Art. 11.De Minister kan niet verantwoordelijk gesteld worden voor de overeenkomsten, of voor de akten van onderaanbesteding, of voor de inhoud van de documenten voorgelegd ter gelegenheid van de verwezenlijking van het krachtens dit besluit gesubsidieerd projekt, of voor de schade berokkend aan personen en goederen.
Art. 12.§ 1. De begunstigde is verantwoordelijk voor het projekt en de voorgelegde documenten, hij blijft er eigenaar van en is vrij die te gebruiken buiten de uitvoeringstermijnen van dit besluit. Op de voorgelegde documenten moet vermeld staan : « Publicatie in het kader van de toelagen van de Franse Gemeenschap voor de vorming tijdens de loopbaan in het gewoon secundair onderwijs ». § 2. Ingeval deze toelage al de kosten dekt in verband met het opstellen van documenten, houdt de Minister zich het recht voor deze documenten in te houden of uit te geven, in onbeperkt aantal, met het oog op educatieve doelstellingen. De Verdrukkingen en hun verspreiding staan vrij van inning van rechten.

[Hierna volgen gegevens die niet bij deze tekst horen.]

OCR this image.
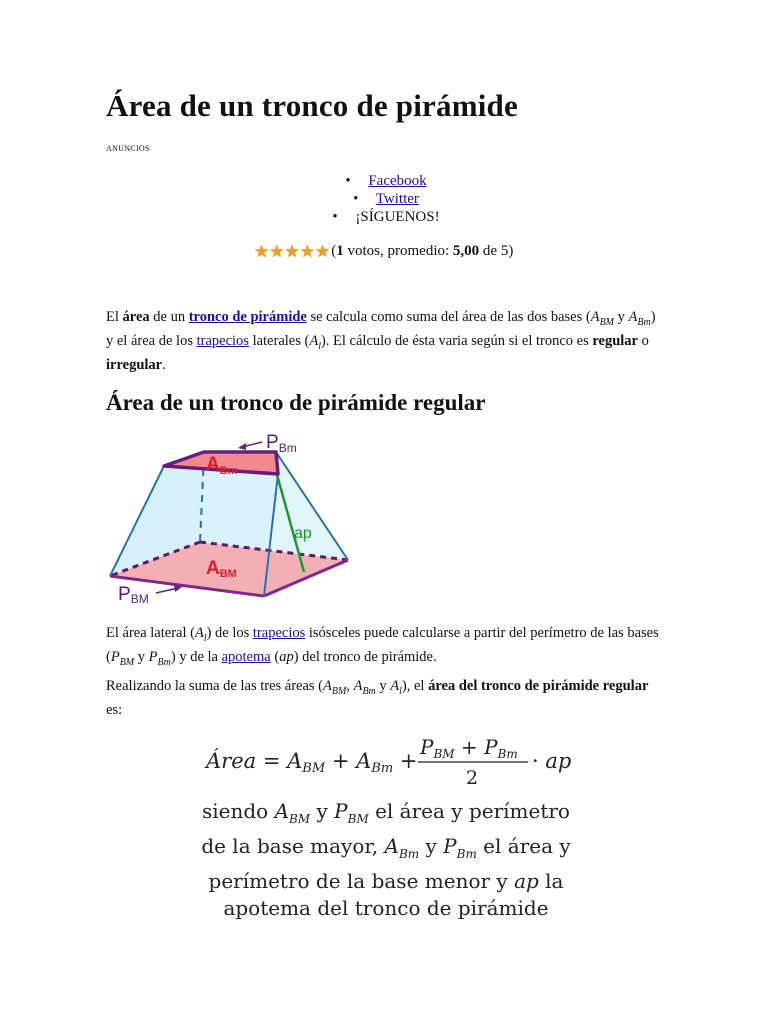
Área de un tronco de pirámide
ANUNCIOS
• Facebook
• Twitter
• ¡SÍGUENOS!
★ ★ ★ ★ ★ (1 votos, promedio: 5,00 de 5)

El área de un tronco de pirámide se calcula como suma del área de las dos bases ($A_{BM}$ y $A_{Bm}$) y el área de los trapecios laterales $(A_l)$. El cálculo de ésta varia según si el tronco es regular o irregular.

Área de un tronco de pirámide regular
$P_{Bm}$
$A_{Bm}$
ap
ABM
PBM

El área lateral $(A_l)$ de los trapecios isósceles puede calcularse a partir del perímetro de las bases ($P_{BM}$ y $P_{Bm}$) y de la apotema (ap) del tronco de pirámide.

Realizando la suma de las tres áreas ($A_{BM}$, $A_{Bm}$ y $A_l$), el área del tronco de pirámide regular es:

Área = ABM + ABm +
$P_{BM} + P_{Bm}$
2
· ap
siendo $A_{BM}$ y $P_{BM}$ el área y perímetro
de la base mayor, $A_{Bm}$ y $P_{Bm}$ el área y
perímetro de la base menor y ap la
apotema del tronco de pirámide
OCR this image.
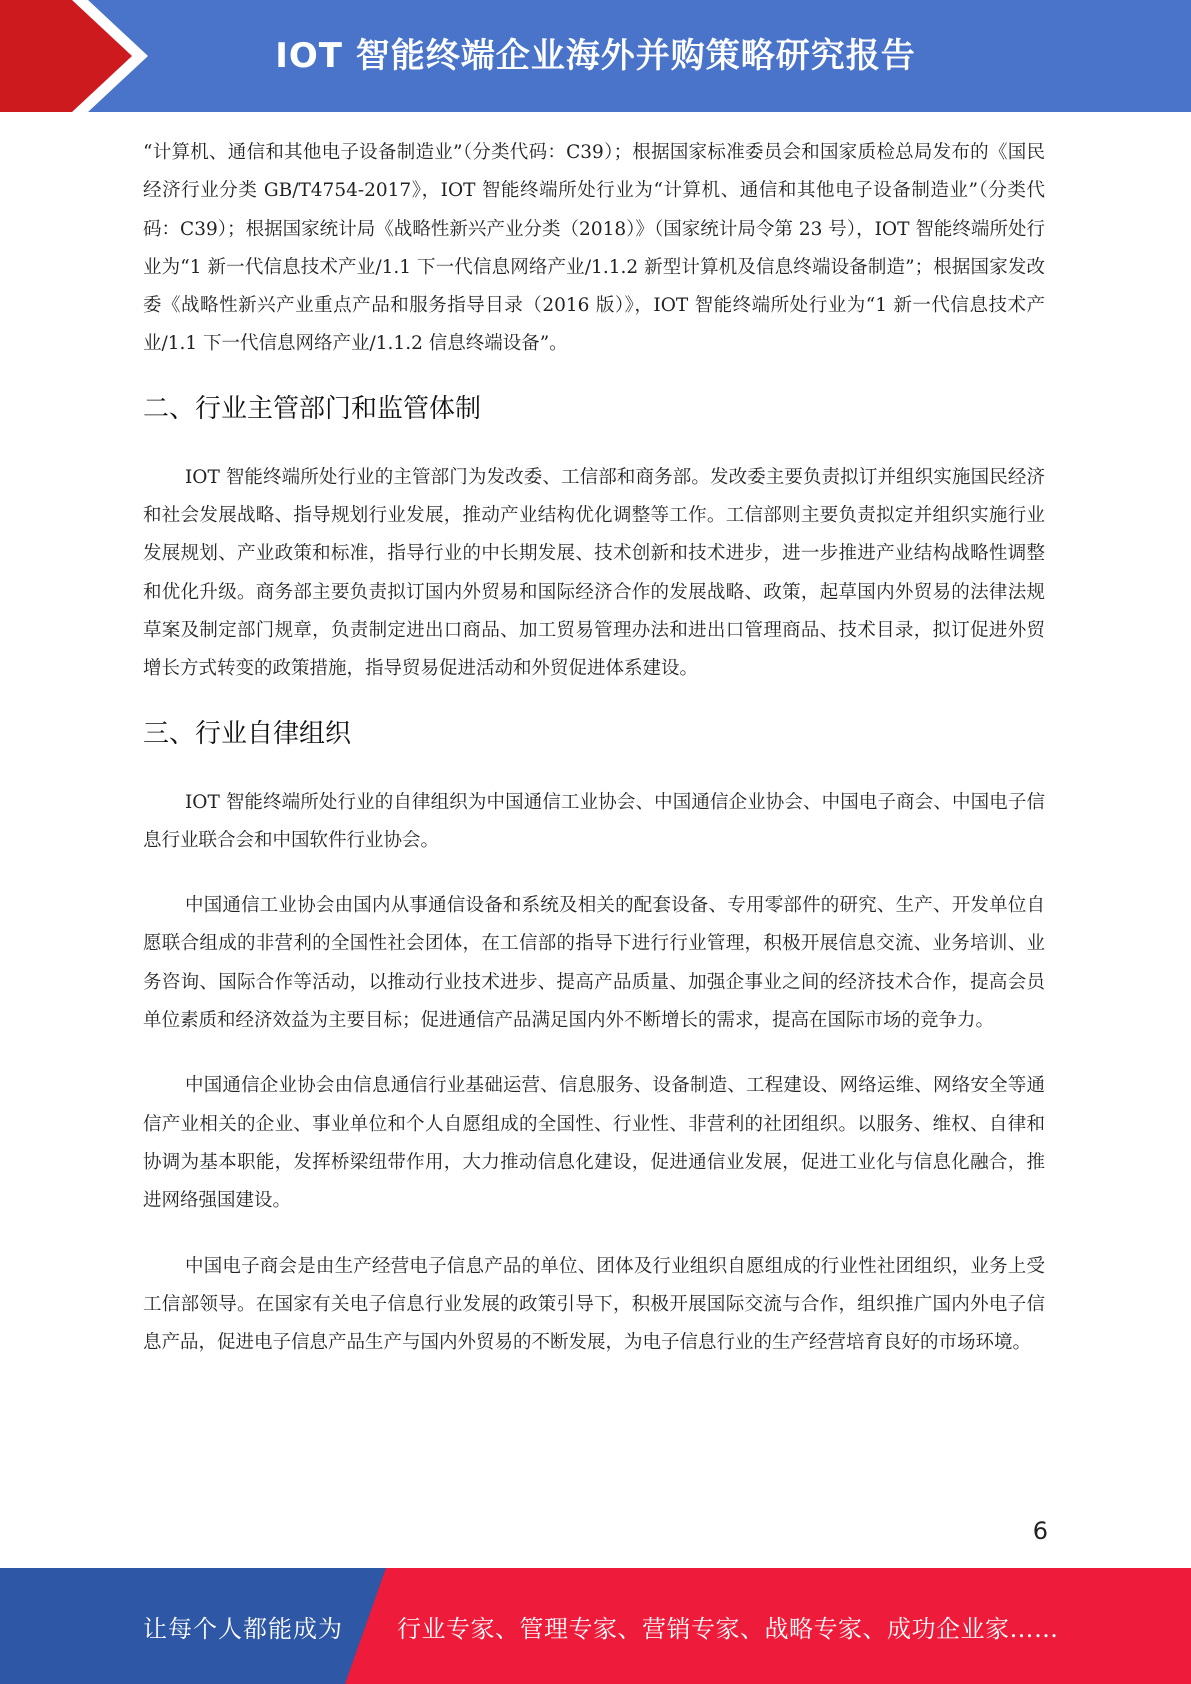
IOT 智能终端企业海外并购策略研究报告

“计算机、通信和其他电子设备制造业”（分类代码：C39）；根据国家标准委员会和国家质检总局发布的《国民经济行业分类 GB/T4754-2017》，IOT 智能终端所处行业为“计算机、通信和其他电子设备制造业”（分类代码：C39）；根据国家统计局《战略性新兴产业分类（2018）》（国家统计局令第 23 号），IOT 智能终端所处行业为“1 新一代信息技术产业/1.1 下一代信息网络产业/1.1.2 新型计算机及信息终端设备制造”；根据国家发改委《战略性新兴产业重点产品和服务指导目录（2016 版）》，IOT 智能终端所处行业为“1 新一代信息技术产业/1.1 下一代信息网络产业/1.1.2 信息终端设备”。

二、行业主管部门和监管体制

IOT 智能终端所处行业的主管部门为发改委、工信部和商务部。发改委主要负责拟订并组织实施国民经济和社会发展战略、指导规划行业发展，推动产业结构优化调整等工作。工信部则主要负责拟定并组织实施行业发展规划、产业政策和标准，指导行业的中长期发展、技术创新和技术进步，进一步推进产业结构战略性调整和优化升级。商务部主要负责拟订国内外贸易和国际经济合作的发展战略、政策，起草国内外贸易的法律法规草案及制定部门规章，负责制定进出口商品、加工贸易管理办法和进出口管理商品、技术目录，拟订促进外贸增长方式转变的政策措施，指导贸易促进活动和外贸促进体系建设。

三、行业自律组织

IOT 智能终端所处行业的自律组织为中国通信工业协会、中国通信企业协会、中国电子商会、中国电子信息行业联合会和中国软件行业协会。

中国通信工业协会由国内从事通信设备和系统及相关的配套设备、专用零部件的研究、生产、开发单位自愿联合组成的非营利的全国性社会团体，在工信部的指导下进行行业管理，积极开展信息交流、业务培训、业务咨询、国际合作等活动，以推动行业技术进步、提高产品质量、加强企事业之间的经济技术合作，提高会员单位素质和经济效益为主要目标；促进通信产品满足国内外不断增长的需求，提高在国际市场的竞争力。

中国通信企业协会由信息通信行业基础运营、信息服务、设备制造、工程建设、网络运维、网络安全等通信产业相关的企业、事业单位和个人自愿组成的全国性、行业性、非营利的社团组织。以服务、维权、自律和协调为基本职能，发挥桥梁纽带作用，大力推动信息化建设，促进通信业发展，促进工业化与信息化融合，推进网络强国建设。

中国电子商会是由生产经营电子信息产品的单位、团体及行业组织自愿组成的行业性社团组织，业务上受工信部领导。在国家有关电子信息行业发展的政策引导下，积极开展国际交流与合作，组织推广国内外电子信息产品，促进电子信息产品生产与国内外贸易的不断发展，为电子信息行业的生产经营培育良好的市场环境。

6
让每个人都能成为 行业专家、管理专家、营销专家、战略专家、成功企业家……
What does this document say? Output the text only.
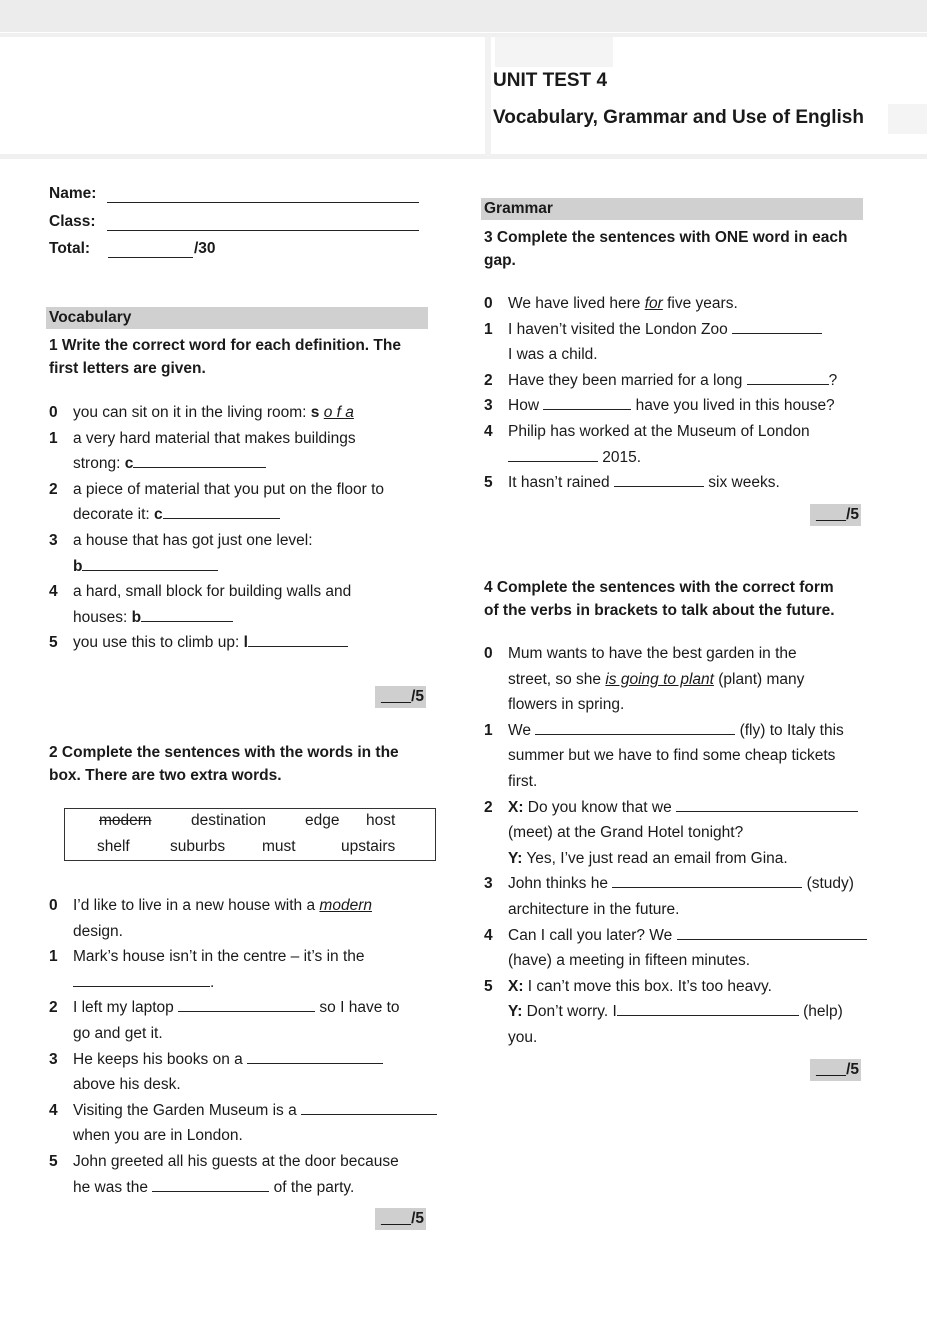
UNIT TEST 4
Vocabulary, Grammar and Use of English
Name:
Class:
Total:	/30
Vocabulary
1 Write the correct word for each definition. The
first letters are given.
0 you can sit on it in the living room: s o f a
1 a very hard material that makes buildings
strong: c
2 a piece of material that you put on the floor to
decorate it: c
3 a house that has got just one level:
b
4 a hard, small block for building walls and
houses: b
5 you use this to climb up: l
/5
2 Complete the sentences with the words in the
box. There are two extra words.
modern	destination	edge host
shelf	suburbs must	upstairs
0 I’d like to live in a new house with a modern
design.
1 Mark’s house isn’t in the centre – it’s in the
.
2 I left my laptop	so I have to
go and get it.
3 He keeps his books on a
above his desk.
4 Visiting the Garden Museum is a
when you are in London.
5 John greeted all his guests at the door because
he was the	of the party.
/5
Grammar
3 Complete the sentences with ONE word in each
gap.
0 We have lived here for five years.
1 I haven’t visited the London Zoo
I was a child.
2 Have they been married for a long	?
3 How	have you lived in this house?
4 Philip has worked at the Museum of London
2015.
5 It hasn’t rained	six weeks.
/5
4 Complete the sentences with the correct form
of the verbs in brackets to talk about the future.
0 Mum wants to have the best garden in the
street, so she is going to plant (plant) many
flowers in spring.
1 We	(fly) to Italy this
summer but we have to find some cheap tickets
first.
2 X: Do you know that we
(meet) at the Grand Hotel tonight?
Y: Yes, I’ve just read an email from Gina.
3 John thinks he	(study)
architecture in the future.
4 Can I call you later? We
(have) a meeting in fifteen minutes.
5 X: I can’t move this box. It’s too heavy.
Y: Don’t worry. I	(help)
you.
/5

In dit kader, indien in het opstellen van visuele of audiovisuele documenten voorzien is, kan de Minister de hier hoger vermelde rechten afstaan aan de V.Z.W. « Médiathèque de la Communauté française de Belgique », in het kader van de opdracht waarmee zij belast werd, met het oog op de reproductie en de verspreiding, en volgens de algemene voorwaarden inzake lening.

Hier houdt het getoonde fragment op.